# Chapter 3 AMBA System Implementation

### **3.1 AMBA Specification Introduction**

The MPEG-4 IP is designed as a coprocessor which helps the embedded processor to handle the complex video compression algorithm. The ARM CPU and AMBA bus is the most popular CPU and bus architecture in the consumer electronic market now. In order to make the MPEG-4 coprocessor more applicable, it is a good choice to wrap it in AMBA system.

all and a second

## 3.1.1 Overview of the AMBA Specification

The Advanced Microcontroller Bus Architecture (AMBA) specification defines an on-chip communication standard for designing high-performance embedded microcontrollers [11].

Three distinct buses are defined within the AMBA specification :

 $\diamond$  The Advanced High-performance Bus (AHB)

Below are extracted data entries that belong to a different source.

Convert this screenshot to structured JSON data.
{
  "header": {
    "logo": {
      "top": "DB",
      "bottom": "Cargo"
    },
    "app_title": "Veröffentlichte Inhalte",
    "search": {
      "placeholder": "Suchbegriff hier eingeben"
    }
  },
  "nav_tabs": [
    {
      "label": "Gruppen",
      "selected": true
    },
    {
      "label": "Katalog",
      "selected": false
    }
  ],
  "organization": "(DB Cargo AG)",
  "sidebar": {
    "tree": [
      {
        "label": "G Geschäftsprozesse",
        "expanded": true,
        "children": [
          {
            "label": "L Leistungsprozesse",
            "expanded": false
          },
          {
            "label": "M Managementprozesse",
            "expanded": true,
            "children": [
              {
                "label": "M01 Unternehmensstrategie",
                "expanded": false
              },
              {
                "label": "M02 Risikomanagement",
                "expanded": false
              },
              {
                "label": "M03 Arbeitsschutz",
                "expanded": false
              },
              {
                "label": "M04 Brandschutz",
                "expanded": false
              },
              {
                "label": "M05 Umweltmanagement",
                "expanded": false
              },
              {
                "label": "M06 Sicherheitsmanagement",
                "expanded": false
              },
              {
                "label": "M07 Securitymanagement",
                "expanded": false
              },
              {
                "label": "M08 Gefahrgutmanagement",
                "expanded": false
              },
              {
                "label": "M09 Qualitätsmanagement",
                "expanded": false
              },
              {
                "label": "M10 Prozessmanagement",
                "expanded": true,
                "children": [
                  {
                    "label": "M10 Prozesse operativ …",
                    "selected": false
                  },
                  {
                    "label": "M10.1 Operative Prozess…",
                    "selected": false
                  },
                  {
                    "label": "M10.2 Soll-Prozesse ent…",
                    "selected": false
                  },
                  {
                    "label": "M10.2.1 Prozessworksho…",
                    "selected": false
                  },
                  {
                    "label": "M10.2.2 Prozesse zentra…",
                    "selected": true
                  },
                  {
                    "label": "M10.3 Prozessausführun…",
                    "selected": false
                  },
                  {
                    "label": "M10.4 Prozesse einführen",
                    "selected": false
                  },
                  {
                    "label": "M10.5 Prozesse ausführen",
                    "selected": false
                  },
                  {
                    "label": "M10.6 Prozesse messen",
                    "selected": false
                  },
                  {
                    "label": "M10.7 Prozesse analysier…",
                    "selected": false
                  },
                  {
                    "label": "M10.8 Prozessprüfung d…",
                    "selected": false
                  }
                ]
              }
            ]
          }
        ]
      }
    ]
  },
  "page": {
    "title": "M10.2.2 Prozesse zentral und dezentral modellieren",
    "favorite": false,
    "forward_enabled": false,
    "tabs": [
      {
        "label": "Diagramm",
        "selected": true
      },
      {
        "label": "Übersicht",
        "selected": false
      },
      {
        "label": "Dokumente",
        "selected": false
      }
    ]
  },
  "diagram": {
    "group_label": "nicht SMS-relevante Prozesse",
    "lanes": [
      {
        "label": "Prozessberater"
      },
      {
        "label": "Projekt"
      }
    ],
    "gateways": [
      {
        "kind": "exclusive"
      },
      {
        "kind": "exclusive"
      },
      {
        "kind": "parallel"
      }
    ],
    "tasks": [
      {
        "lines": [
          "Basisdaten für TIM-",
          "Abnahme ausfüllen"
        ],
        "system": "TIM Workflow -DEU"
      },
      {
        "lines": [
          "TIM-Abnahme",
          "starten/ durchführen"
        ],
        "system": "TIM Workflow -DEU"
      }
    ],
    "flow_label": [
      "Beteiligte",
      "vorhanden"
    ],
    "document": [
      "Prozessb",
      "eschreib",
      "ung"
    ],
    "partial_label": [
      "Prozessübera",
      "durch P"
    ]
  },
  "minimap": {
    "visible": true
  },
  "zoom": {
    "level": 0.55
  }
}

The AMBA AHB is for high-performance, high clock frequency system modules. The AHB acts as the high-performance system backbone bus. AHB supports the efficient connection of processors, on-chip memories and off-chip external memory interfaces with low-power peripheral macrocell functions. AHB is also specified to ensure ease of use in an efficient design flow using synthesis and automated test techniques.

♦ The Advanced System Bus

AMBA ASB is an alternative system bus suitable for use where the high-performance features of AHB are not required. We don't use ASB in our design.

♦ The Advanced Peripheral Bus

The AMBA APB is for low-power peripherals.

AMBA APB is optimized for minimal power consumption and reduced interface complexity to support peripheral functions. APB can be used in conjunction with either version of the system bus.

#### 3.1.2 Objectives of the AMBA Specification

The AMBA specification has been derived to satisfy four key requirements :

- ✤ To facilitate the right-first-time development of embedded microcontroller products with one or more CPUs or signal processors.
- To be technology-independent and ensure that highly reusable peripheral and system macrocells can be migrated across a diverse range of IC processes and be appropriate for full-custom, standard cell and gate array technologies.
- To encourage modular system design to improve processor independence, providing a development road-map for advanced cached CPU cores and the development of peripheral libraries.
- ✤ To minimize the silicon infrastructure required to support efficient on-chip and off-chip communication for both operation and manufacturing test.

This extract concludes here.